In my last post, I discussed signs to look for when observing your senior loved one’s health. If he or she is struggling, you may want to begin making arrangements for increased care. The following are suggestions for how to proceed:
- Talk with your loved one about your observations. Be mindful of the best time and location to have the conversation, so as not to broach the subject when your senior is tired or possibly overwhelmed from a family gathering. Ensure your loved one that you want to be an advocate for his or her ongoing safety, independence, and quality of life.

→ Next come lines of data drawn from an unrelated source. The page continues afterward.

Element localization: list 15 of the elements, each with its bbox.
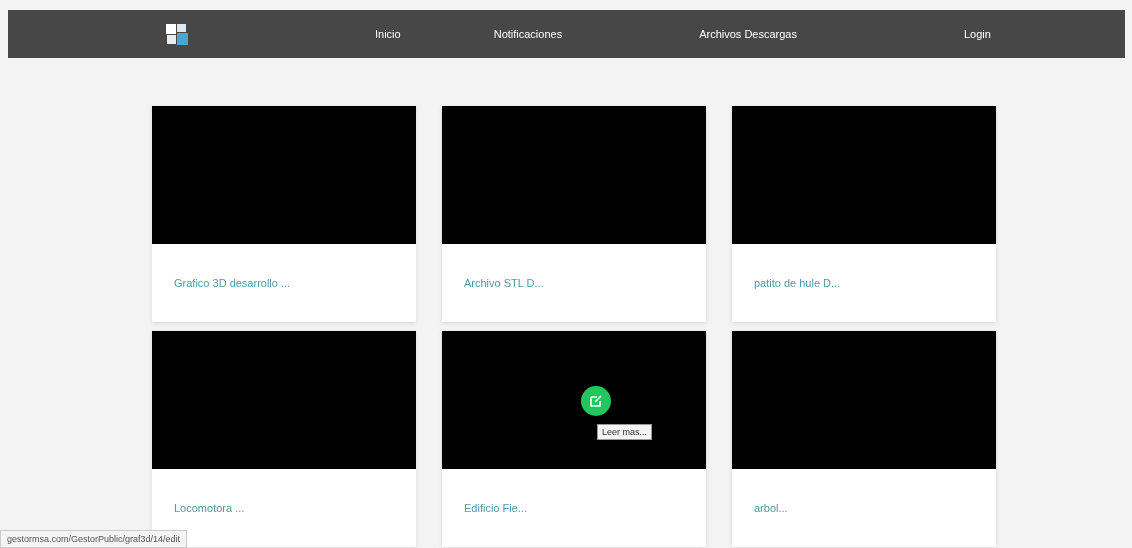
edit-icon (589, 394, 603, 408)
card-title[interactable]: Archivo STL D... (464, 277, 544, 289)
logo-icon[interactable] (164, 21, 190, 47)
card-title[interactable]: patito de hule D... (754, 277, 841, 289)
nav-link[interactable]: Inicio (375, 28, 401, 40)
card-title[interactable]: arbol... (754, 502, 788, 514)
nav-link[interactable]: Notificaciones (493, 28, 563, 40)
card-title[interactable]: Grafico 3D desarrollo ... (174, 277, 291, 289)
edit-button[interactable] (581, 386, 611, 416)
nav-link[interactable]: Archivos Descargas (699, 28, 797, 40)
nav-link[interactable]: Login (964, 28, 991, 40)
status-url: gestormsa.com/GestorPublic/graf3d/14/edit (0, 530, 188, 548)
card-title[interactable]: Edificio Fie... (464, 502, 527, 514)
card-title[interactable]: Locomotora ... (174, 502, 245, 514)
tooltip: Leer mas... (597, 424, 653, 440)
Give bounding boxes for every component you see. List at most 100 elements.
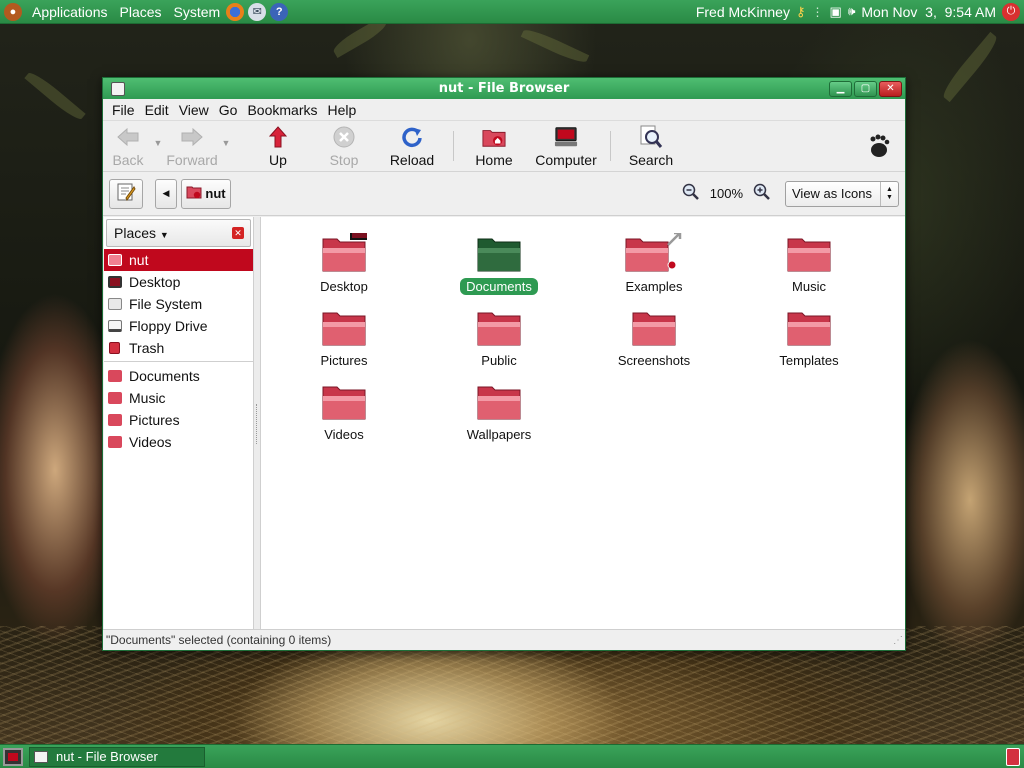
sidebar-item-trash[interactable]: Trash xyxy=(104,337,253,359)
network-icon[interactable]: ⚷ xyxy=(796,4,806,20)
view-mode-select[interactable]: View as Icons ▲ ▼ xyxy=(785,180,899,207)
up-arrow-icon xyxy=(266,125,290,149)
folder-icon xyxy=(322,386,366,420)
file-item-examples[interactable]: Examples xyxy=(584,233,724,295)
close-sidebar-button[interactable]: ✕ xyxy=(232,227,244,239)
maximize-button[interactable]: ▢ xyxy=(854,80,877,97)
zoom-level[interactable]: 100% xyxy=(710,186,743,201)
applications-menu[interactable]: Applications xyxy=(26,0,114,24)
user-name[interactable]: Fred McKinney xyxy=(696,4,790,20)
sidebar-item-nut[interactable]: nut xyxy=(104,249,253,271)
file-item-music[interactable]: Music xyxy=(739,233,879,295)
clock[interactable]: Mon Nov 3, 9:54 AM xyxy=(861,4,996,20)
file-item-desktop[interactable]: Desktop xyxy=(274,233,414,295)
sidebar-item-documents[interactable]: Documents xyxy=(104,365,253,387)
distro-logo-icon[interactable]: ● xyxy=(4,2,22,21)
sidebar-item-label: Floppy Drive xyxy=(129,318,208,334)
computer-button[interactable]: Computer xyxy=(530,121,602,171)
zoom-controls: 100% View as Icons ▲ ▼ xyxy=(672,180,899,207)
path-button-nut[interactable]: nut xyxy=(181,178,231,209)
forward-button[interactable]: Forward xyxy=(166,121,218,171)
path-scroll-left-button[interactable]: ◀ xyxy=(155,178,177,209)
home-label: Home xyxy=(475,152,513,168)
window-titlebar[interactable]: nut - File Browser ▁ ▢ ✕ xyxy=(103,78,905,99)
system-menu[interactable]: System xyxy=(168,0,227,24)
file-item-public[interactable]: Public xyxy=(429,307,569,369)
wallpaper-leaf xyxy=(938,31,1002,103)
sidebar-type-dropdown[interactable]: Places ▼ xyxy=(114,225,169,241)
file-item-videos[interactable]: Videos xyxy=(274,381,414,443)
file-label: Documents xyxy=(460,278,538,295)
taskbar-item-file-browser[interactable]: nut - File Browser xyxy=(29,746,205,767)
sidebar-resize-handle[interactable] xyxy=(254,217,261,630)
edit-location-icon xyxy=(116,182,136,206)
file-item-wallpapers[interactable]: Wallpapers xyxy=(429,381,569,443)
menu-edit[interactable]: Edit xyxy=(140,102,174,118)
panel-separator-icon: ⋮ xyxy=(811,4,824,19)
trash-applet-icon[interactable] xyxy=(1006,747,1020,766)
close-window-button[interactable]: ✕ xyxy=(879,80,902,97)
sidebar-item-music[interactable]: Music xyxy=(104,387,253,409)
file-item-pictures[interactable]: Pictures xyxy=(274,307,414,369)
dropdown-arrow-icon: ▼ xyxy=(159,230,169,240)
sidebar-item-desktop[interactable]: Desktop xyxy=(104,271,253,293)
toolbar: Back ▼ Forward ▼ Up Stop Reload Home Com… xyxy=(103,121,905,172)
stop-button[interactable]: Stop xyxy=(313,121,375,171)
back-label: Back xyxy=(112,152,144,168)
file-label: Wallpapers xyxy=(466,427,532,442)
sidebar-item-floppy-drive[interactable]: Floppy Drive xyxy=(104,315,253,337)
firefox-icon[interactable] xyxy=(226,2,245,21)
file-item-documents[interactable]: Documents xyxy=(429,233,569,295)
search-button[interactable]: Search xyxy=(619,121,683,171)
desktop-folder-icon xyxy=(322,233,367,272)
reload-label: Reload xyxy=(389,152,435,168)
minimize-button[interactable]: ▁ xyxy=(829,80,852,97)
sidebar-separator xyxy=(104,361,253,362)
reload-button[interactable]: Reload xyxy=(379,121,445,171)
up-button[interactable]: Up xyxy=(247,121,309,171)
toggle-location-entry-button[interactable] xyxy=(109,178,143,209)
sidebar-item-pictures[interactable]: Pictures xyxy=(104,409,253,431)
sidebar-item-file-system[interactable]: File System xyxy=(104,293,253,315)
file-label: Public xyxy=(481,353,517,368)
places-menu[interactable]: Places xyxy=(114,0,168,24)
file-label: Examples xyxy=(625,279,683,294)
menu-help[interactable]: Help xyxy=(323,102,362,118)
back-button[interactable]: Back xyxy=(107,121,149,171)
resize-grip-icon[interactable]: ⋰ xyxy=(893,635,903,646)
top-panel: ● Applications Places System ✉ ? Fred Mc… xyxy=(0,0,1024,24)
shutdown-icon[interactable]: ⏻ xyxy=(1002,2,1020,21)
file-label: Pictures xyxy=(320,353,368,368)
sidebar-header: Places ▼ ✕ xyxy=(106,219,251,247)
zoom-in-icon[interactable] xyxy=(753,183,771,204)
file-label: Desktop xyxy=(320,279,368,294)
wallpaper-leaf xyxy=(520,25,590,67)
zoom-out-icon[interactable] xyxy=(682,183,700,204)
file-item-templates[interactable]: Templates xyxy=(739,307,879,369)
up-label: Up xyxy=(269,152,287,168)
folder-icon xyxy=(787,312,831,346)
menu-go[interactable]: Go xyxy=(214,102,243,118)
back-history-icon[interactable]: ▼ xyxy=(149,121,167,148)
file-item-screenshots[interactable]: Screenshots xyxy=(584,307,724,369)
volume-icon[interactable]: 🕪 xyxy=(848,4,856,19)
sidebar-item-label: nut xyxy=(129,252,149,268)
search-label: Search xyxy=(628,152,674,168)
display-icon[interactable]: ▣ xyxy=(830,4,842,20)
home-folder-icon xyxy=(482,125,506,149)
forward-history-icon[interactable]: ▼ xyxy=(217,121,235,148)
help-icon[interactable]: ? xyxy=(270,2,289,21)
menu-file[interactable]: File xyxy=(107,102,140,118)
back-arrow-icon xyxy=(116,125,140,149)
menu-bookmarks[interactable]: Bookmarks xyxy=(242,102,322,118)
sidebar-item-label: Pictures xyxy=(129,412,180,428)
folder-icon xyxy=(108,370,122,382)
icon-view[interactable]: Desktop Documents Examples Music Picture… xyxy=(261,217,905,630)
mail-icon[interactable]: ✉ xyxy=(248,2,267,21)
path-label: nut xyxy=(205,186,226,201)
menu-view[interactable]: View xyxy=(174,102,214,118)
sidebar-item-videos[interactable]: Videos xyxy=(104,431,253,453)
home-button[interactable]: Home xyxy=(462,121,526,171)
window-menu-icon[interactable] xyxy=(111,81,125,96)
show-desktop-icon[interactable] xyxy=(3,747,23,766)
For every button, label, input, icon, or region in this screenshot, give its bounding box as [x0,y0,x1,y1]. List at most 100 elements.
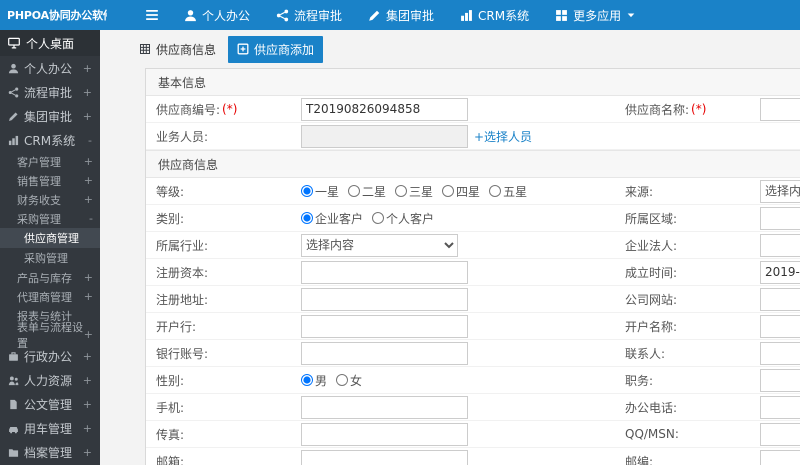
radio-input[interactable] [301,374,313,386]
required-marker: (*) [222,102,238,116]
text-input[interactable] [760,206,800,230]
select-input[interactable]: 选择内容 [301,233,458,257]
expander-icon[interactable]: + [83,422,92,435]
radio-option[interactable]: 个人客户 [372,210,434,227]
sidebar-item[interactable]: 销售管理 + [0,171,100,190]
text-input[interactable] [760,449,800,465]
text-input[interactable] [760,422,800,446]
menu-toggle-button[interactable] [145,8,159,22]
text-input[interactable] [301,449,468,465]
form-row: 银行账号: 联系人: [146,340,800,367]
field-cell [760,232,800,258]
sidebar-item[interactable]: 个人办公 + [0,56,100,80]
radio-option[interactable]: 企业客户 [301,210,363,227]
text-input[interactable] [760,395,800,419]
radio-option[interactable]: 三星 [395,183,433,200]
tab-supplier-add[interactable]: 供应商添加 [228,35,324,63]
app-logo[interactable]: PHPOA协同办公软件 [0,7,107,23]
sidebar-item[interactable]: 财务收支 + [0,190,100,209]
text-input[interactable] [760,368,800,392]
radio-option[interactable]: 一星 [301,183,339,200]
expander-icon[interactable]: - [89,212,93,225]
topbar-nav-item[interactable]: CRM系统 [447,0,542,30]
field-cell: +选择人员 [301,123,625,149]
sidebar-item[interactable]: 档案管理 + [0,440,100,464]
select-person-link[interactable]: +选择人员 [474,128,532,145]
topbar-nav-item[interactable]: 个人办公 [171,0,263,30]
topbar-nav-item[interactable]: 更多应用 [542,0,649,30]
sidebar-item[interactable]: 采购管理 [0,248,100,268]
expander-icon[interactable]: + [84,193,93,206]
sidebar-item[interactable]: 供应商管理 [0,228,100,248]
expander-icon[interactable]: + [84,290,93,303]
text-input[interactable] [301,124,468,148]
sidebar-item-desktop[interactable]: 个人桌面 [0,30,100,56]
radio-option[interactable]: 女 [336,372,362,389]
expander-icon[interactable]: + [83,62,92,75]
radio-option[interactable]: 二星 [348,183,386,200]
expander-icon[interactable]: + [83,446,92,459]
text-input[interactable] [301,314,468,338]
sidebar-item[interactable]: 采购管理 - [0,209,100,228]
text-input[interactable] [301,341,468,365]
text-input[interactable] [301,97,468,121]
sidebar-item[interactable]: CRM系统 - [0,128,100,152]
form-section-title: 基本信息 [146,69,800,96]
text-input[interactable] [301,287,468,311]
field-label: 成立时间: [625,265,678,280]
topbar-nav-item[interactable]: 集团审批 [355,0,447,30]
expander-icon[interactable]: + [84,328,93,341]
radio-option[interactable]: 四星 [442,183,480,200]
radio-input[interactable] [348,185,361,197]
radio-input[interactable] [395,185,408,197]
radio-input[interactable] [301,212,313,224]
field-cell: 一星 二星 三星 四星 五星 [301,178,625,204]
text-input[interactable] [760,233,800,257]
sidebar-item[interactable]: 用车管理 + [0,416,100,440]
expander-icon[interactable]: + [84,174,93,187]
text-input[interactable] [760,287,800,311]
expander-icon[interactable]: + [84,271,93,284]
radio-input[interactable] [442,185,455,197]
field-cell [760,367,800,393]
text-input[interactable] [760,97,800,121]
sidebar-item-label: 档案管理 [24,445,73,460]
field-cell [301,259,625,285]
radio-input[interactable] [489,185,502,197]
text-input[interactable] [760,341,800,365]
add-icon [237,43,249,55]
sidebar-item[interactable]: 表单与流程设置 + [0,321,100,350]
expander-icon[interactable]: - [88,134,92,147]
sidebar-item-label: 个人办公 [24,61,73,76]
sidebar-item[interactable]: 产品与库存 + [0,268,100,287]
sidebar-item[interactable]: 流程审批 + [0,80,100,104]
text-input[interactable] [301,395,468,419]
sidebar-item[interactable]: 行政办公 + [0,344,100,368]
sidebar-item[interactable]: 公文管理 + [0,392,100,416]
radio-option[interactable]: 男 [301,372,327,389]
radio-option[interactable]: 五星 [489,183,527,200]
text-input[interactable] [760,260,800,284]
radio-input[interactable] [336,374,349,386]
sidebar-item[interactable]: 客户管理 + [0,152,100,171]
nav-item-label: 更多应用 [573,8,622,23]
expander-icon[interactable]: + [84,155,93,168]
expander-icon[interactable]: + [83,350,92,363]
expander-icon[interactable]: + [83,398,92,411]
text-input[interactable] [760,314,800,338]
sidebar-item-label: 采购管理 [24,252,68,265]
sidebar-item[interactable]: 集团审批 + [0,104,100,128]
radio-label: 企业客户 [315,211,364,226]
radio-input[interactable] [301,185,313,197]
select-input[interactable]: 选择内容 [760,179,800,203]
text-input[interactable] [301,260,468,284]
expander-icon[interactable]: + [83,110,92,123]
expander-icon[interactable]: + [83,374,92,387]
radio-input[interactable] [372,212,385,224]
text-input[interactable] [301,422,468,446]
tab-supplier-info[interactable]: 供应商信息 [130,36,225,63]
sidebar-item[interactable]: 人力资源 + [0,368,100,392]
topbar-nav-item[interactable]: 流程审批 [263,0,355,30]
sidebar-item[interactable]: 代理商管理 + [0,287,100,306]
expander-icon[interactable]: + [83,86,92,99]
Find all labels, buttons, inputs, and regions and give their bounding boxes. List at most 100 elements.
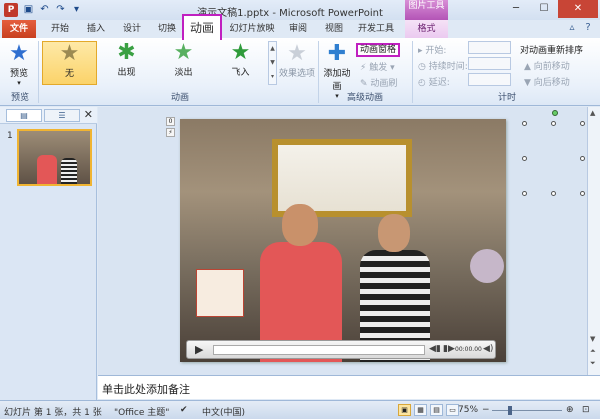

- Ask permission to obtain a doctor’s appointment for a medical evaluation of your loved one’s symptoms. You may also want to obtain consent to assist in contacting trusted advisors (CPAs, financial advisors, bankers, or attorneys) to solicit their support in preventing fiduciary abuse, to which many seniors fall victim.
- Partner with your loved one’s primary care doctor to gain an understanding of the root cause of the changes you have observed.
While some age-related changes are unavoidable, others may be easily remedied with a team approach. For example, many seniors who are suffering from a urinary tract infection or mild pneumonia may exhibit weakness, confusion, and falls. After proper evaluation and treatment by a physician, these symptoms should resolve.
Individuals experiencing weight loss, weakness, and changes in cognition due to poor nutrition and hydration, as well as poor medication compliance, may experience tremendous improvement by hiring a part-time caregiver to assist with shopping, meal preparation, medication reminders, and companionship. Additionally, seniors experiencing depression (which may mimic early dementia) may have a poor appetite, demonstrate self-isolation, and have an overall failure to thrive. These issues may all be resolved with appropriate medical assessment and treatment. Once the medical causes are ruled out and the support system is evaluated, you will be able to gain clarity on longer-term processes such as dementia.